On shore, we lit a fire, cleaned a larger trout for smoking, and let it broil and char in the blazing heat of a bonfire. Atop a piece of sourdough bread Leah baked before the trip with cheese, the smokey fish melted in our mouths. After all, we go to the land for this, and if we were staving frostbite in the too-warm February sun, we were at least getting sweet tans doing what we love.
The next morning, we noticed wolf prints crossing our tracks; a pack was investigating the fish-eating strangers roaming their hunting grounds.
As we neared our fishing holes from a day earlier, we paused, stopped, and backed off; they were underwater. The ice sheet, which was well beyond the margins of safe walking and attached to a very thick, 35-mile-long ice chunk, had fractured and detached overnight.
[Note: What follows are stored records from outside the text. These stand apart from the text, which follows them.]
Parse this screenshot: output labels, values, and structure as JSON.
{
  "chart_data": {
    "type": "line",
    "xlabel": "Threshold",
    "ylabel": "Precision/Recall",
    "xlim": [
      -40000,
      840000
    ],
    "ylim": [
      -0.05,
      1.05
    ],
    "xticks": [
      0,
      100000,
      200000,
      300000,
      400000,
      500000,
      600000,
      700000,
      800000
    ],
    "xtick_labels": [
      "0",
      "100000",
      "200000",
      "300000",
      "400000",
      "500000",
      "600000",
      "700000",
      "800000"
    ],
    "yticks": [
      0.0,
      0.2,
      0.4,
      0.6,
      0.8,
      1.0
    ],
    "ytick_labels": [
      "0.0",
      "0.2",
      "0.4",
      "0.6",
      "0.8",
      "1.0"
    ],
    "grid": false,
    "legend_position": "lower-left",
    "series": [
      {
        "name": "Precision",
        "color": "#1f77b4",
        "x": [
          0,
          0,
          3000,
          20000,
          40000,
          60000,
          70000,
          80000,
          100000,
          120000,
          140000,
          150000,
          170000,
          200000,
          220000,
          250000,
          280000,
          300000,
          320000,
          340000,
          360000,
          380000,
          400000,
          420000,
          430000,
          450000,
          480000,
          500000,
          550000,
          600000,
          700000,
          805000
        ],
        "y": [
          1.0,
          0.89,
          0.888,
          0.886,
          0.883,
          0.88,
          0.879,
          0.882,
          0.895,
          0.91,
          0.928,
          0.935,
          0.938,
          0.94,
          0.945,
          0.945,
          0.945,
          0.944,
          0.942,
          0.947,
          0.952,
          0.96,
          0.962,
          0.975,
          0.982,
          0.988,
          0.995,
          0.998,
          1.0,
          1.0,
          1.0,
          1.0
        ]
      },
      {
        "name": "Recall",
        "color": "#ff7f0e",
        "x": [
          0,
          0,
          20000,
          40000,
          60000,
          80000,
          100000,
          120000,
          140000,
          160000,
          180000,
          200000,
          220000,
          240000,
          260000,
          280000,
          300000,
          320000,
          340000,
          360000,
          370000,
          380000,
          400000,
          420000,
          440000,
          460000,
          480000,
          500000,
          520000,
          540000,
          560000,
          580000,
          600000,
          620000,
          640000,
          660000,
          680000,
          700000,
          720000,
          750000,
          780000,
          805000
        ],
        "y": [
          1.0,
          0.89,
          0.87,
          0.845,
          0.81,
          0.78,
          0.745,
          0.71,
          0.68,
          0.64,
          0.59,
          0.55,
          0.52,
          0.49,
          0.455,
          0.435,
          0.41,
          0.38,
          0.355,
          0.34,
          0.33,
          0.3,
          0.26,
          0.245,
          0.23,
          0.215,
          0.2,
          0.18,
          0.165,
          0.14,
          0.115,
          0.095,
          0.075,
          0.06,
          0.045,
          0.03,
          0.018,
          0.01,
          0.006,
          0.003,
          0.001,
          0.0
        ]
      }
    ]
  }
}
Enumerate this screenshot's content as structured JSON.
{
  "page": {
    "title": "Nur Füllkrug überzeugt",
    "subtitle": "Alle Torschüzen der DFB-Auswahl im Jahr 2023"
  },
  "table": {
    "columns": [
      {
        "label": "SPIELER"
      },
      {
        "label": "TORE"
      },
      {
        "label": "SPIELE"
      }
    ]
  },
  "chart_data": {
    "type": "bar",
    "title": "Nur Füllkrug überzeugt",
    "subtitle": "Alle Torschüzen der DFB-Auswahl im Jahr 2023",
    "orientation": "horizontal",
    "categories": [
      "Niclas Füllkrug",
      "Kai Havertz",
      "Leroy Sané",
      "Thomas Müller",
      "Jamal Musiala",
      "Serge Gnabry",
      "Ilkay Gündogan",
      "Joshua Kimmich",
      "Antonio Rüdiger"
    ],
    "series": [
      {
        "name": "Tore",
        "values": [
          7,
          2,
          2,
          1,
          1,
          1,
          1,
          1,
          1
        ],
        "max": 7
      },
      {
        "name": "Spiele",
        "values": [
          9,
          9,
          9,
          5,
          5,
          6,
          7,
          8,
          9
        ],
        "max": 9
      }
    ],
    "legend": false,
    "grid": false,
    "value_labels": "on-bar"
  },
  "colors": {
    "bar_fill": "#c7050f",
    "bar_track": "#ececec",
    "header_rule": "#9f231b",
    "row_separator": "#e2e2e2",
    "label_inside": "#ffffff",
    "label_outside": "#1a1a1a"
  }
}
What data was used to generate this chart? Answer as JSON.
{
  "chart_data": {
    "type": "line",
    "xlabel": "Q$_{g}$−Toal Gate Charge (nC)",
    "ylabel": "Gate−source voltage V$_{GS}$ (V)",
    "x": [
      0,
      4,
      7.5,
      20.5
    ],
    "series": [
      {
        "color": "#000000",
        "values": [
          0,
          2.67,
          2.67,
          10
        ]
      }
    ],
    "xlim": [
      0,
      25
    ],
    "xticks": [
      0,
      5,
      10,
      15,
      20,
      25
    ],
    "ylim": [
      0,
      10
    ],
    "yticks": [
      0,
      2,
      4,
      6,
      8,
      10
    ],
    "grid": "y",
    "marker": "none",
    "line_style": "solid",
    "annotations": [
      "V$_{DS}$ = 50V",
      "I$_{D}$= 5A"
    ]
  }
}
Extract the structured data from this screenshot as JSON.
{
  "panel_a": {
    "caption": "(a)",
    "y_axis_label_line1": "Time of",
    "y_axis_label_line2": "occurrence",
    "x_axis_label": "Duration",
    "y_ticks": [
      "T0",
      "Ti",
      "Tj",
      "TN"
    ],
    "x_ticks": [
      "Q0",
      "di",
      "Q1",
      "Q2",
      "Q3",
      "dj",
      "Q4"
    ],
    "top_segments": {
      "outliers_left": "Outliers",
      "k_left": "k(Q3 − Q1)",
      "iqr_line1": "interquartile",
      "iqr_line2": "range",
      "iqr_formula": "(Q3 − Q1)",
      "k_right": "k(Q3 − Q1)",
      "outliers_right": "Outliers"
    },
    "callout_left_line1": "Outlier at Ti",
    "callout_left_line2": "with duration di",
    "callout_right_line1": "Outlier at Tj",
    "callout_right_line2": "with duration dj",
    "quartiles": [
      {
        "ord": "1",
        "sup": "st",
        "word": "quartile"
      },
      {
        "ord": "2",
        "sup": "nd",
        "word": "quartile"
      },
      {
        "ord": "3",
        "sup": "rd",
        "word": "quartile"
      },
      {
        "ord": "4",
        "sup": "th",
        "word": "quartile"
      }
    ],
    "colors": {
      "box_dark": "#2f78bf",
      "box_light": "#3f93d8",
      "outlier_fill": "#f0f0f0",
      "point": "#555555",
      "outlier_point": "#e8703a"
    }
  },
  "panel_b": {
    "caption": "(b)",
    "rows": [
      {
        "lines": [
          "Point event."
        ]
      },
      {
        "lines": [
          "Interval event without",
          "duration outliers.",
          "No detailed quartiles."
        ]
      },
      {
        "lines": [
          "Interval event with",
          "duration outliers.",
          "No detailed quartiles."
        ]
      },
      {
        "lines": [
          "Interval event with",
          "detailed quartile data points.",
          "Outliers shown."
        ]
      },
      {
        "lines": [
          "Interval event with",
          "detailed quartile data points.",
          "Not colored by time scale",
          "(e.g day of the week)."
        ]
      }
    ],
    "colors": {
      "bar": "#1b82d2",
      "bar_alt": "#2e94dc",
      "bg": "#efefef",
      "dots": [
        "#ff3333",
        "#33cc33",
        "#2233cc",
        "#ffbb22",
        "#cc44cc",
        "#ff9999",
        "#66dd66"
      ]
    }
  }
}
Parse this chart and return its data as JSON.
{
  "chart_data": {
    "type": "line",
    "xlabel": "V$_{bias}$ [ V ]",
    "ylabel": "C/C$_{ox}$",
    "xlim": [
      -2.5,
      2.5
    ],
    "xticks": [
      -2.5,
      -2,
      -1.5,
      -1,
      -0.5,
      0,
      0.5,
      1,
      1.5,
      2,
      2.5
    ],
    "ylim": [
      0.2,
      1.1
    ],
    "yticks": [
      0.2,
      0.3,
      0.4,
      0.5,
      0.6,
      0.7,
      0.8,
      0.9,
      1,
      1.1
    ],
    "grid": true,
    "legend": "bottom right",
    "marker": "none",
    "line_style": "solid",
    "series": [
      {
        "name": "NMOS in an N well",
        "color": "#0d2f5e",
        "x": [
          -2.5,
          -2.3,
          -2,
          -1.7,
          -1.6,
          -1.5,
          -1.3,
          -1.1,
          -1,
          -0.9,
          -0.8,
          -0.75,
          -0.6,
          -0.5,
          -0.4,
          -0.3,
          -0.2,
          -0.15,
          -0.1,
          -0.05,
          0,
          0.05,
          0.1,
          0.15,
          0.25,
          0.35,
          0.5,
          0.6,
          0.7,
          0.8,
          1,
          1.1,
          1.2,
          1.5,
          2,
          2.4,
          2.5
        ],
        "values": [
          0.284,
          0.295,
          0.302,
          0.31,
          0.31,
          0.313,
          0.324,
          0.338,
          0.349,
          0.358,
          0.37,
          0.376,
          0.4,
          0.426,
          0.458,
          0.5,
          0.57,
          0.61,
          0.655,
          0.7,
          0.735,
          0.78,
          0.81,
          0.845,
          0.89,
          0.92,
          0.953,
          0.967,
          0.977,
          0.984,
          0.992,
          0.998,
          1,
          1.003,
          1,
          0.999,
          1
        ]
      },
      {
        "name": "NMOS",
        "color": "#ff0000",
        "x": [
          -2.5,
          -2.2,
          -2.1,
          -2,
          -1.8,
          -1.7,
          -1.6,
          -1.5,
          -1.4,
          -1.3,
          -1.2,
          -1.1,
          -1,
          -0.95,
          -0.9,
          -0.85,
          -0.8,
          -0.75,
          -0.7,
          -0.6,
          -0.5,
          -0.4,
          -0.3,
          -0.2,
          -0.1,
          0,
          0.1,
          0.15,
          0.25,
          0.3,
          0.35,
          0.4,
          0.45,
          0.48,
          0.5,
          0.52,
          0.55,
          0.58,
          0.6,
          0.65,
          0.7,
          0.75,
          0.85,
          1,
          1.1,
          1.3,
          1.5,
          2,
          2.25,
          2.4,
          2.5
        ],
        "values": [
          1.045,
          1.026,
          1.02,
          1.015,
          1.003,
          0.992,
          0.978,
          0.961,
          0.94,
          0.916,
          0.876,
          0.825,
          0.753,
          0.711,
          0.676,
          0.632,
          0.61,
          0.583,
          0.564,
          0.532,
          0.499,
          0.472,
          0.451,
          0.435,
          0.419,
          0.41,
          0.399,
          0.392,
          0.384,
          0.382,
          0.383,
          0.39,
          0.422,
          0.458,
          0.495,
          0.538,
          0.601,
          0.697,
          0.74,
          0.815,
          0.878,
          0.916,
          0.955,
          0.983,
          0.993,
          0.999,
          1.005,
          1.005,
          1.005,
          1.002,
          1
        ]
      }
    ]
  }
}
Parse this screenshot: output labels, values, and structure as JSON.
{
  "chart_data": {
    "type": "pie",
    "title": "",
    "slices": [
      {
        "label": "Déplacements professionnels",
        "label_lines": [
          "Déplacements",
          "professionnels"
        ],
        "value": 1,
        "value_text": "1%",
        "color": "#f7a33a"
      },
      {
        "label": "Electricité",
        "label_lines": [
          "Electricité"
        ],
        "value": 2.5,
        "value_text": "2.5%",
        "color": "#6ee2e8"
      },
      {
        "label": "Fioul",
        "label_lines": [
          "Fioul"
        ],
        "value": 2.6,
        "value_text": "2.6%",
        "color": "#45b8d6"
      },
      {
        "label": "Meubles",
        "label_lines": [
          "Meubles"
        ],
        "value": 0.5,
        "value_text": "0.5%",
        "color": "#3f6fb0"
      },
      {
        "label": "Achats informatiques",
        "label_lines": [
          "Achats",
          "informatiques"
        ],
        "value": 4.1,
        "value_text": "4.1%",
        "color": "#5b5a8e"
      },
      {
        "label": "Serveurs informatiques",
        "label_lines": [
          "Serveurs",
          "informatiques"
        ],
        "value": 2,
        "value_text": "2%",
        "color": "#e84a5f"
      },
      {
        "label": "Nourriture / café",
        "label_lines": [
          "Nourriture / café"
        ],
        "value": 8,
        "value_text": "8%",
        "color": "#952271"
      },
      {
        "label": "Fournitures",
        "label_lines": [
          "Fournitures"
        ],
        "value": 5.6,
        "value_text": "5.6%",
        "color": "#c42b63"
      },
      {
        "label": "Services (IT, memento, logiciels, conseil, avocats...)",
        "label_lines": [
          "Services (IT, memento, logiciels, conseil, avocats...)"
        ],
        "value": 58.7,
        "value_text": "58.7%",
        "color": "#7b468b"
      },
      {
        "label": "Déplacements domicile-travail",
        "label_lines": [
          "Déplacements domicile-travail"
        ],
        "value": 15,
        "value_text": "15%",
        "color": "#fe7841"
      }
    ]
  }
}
As we retreated, I put a leg through another cracked-off portion hidden by a layer of snow, and it really hit home that we were on thin ice this season. By the end of the day, it was entirely open water where we had fished the day before, and we hung closer to camp on ice two feet thick, watching for the wolves we knew were curious about us.
Leah spied one cruising the downwind edge of the open water, and we watched as its black coat disappeared into the distant mirage. In camp that night, after the sky burned pink and we had processed firewood for the tent, an owl woke up to speak in cadence with the booming, chatty lake ice. The groaning and moaning weren’t the sounds we attribute to the creation of ice. Instead, it was the harsh sound of giant sheets of ice under tremendous pressure from its constant shifting and rearranging.
Our walk home satisfied the anxieties of what we knew–the large frozen bay had indeed shifted, and to complicate our return journey, we had to navigate across three giant, new pressure ridges. The ice sheets had pushed each other on top or underneath, and what remained were sometimes six-foot-high walls of ice with open water on either side. When we found bridges across all three, we raced for home in the darkness against a north wind, its fury tempting us to go back, to stay out.
But we heard there’s snow in the forecast, and maybe winter will have the final word this season. If it does, we’ll be there to greet it, roaming the frozen, frosty, and hopefully snowy countryside we love.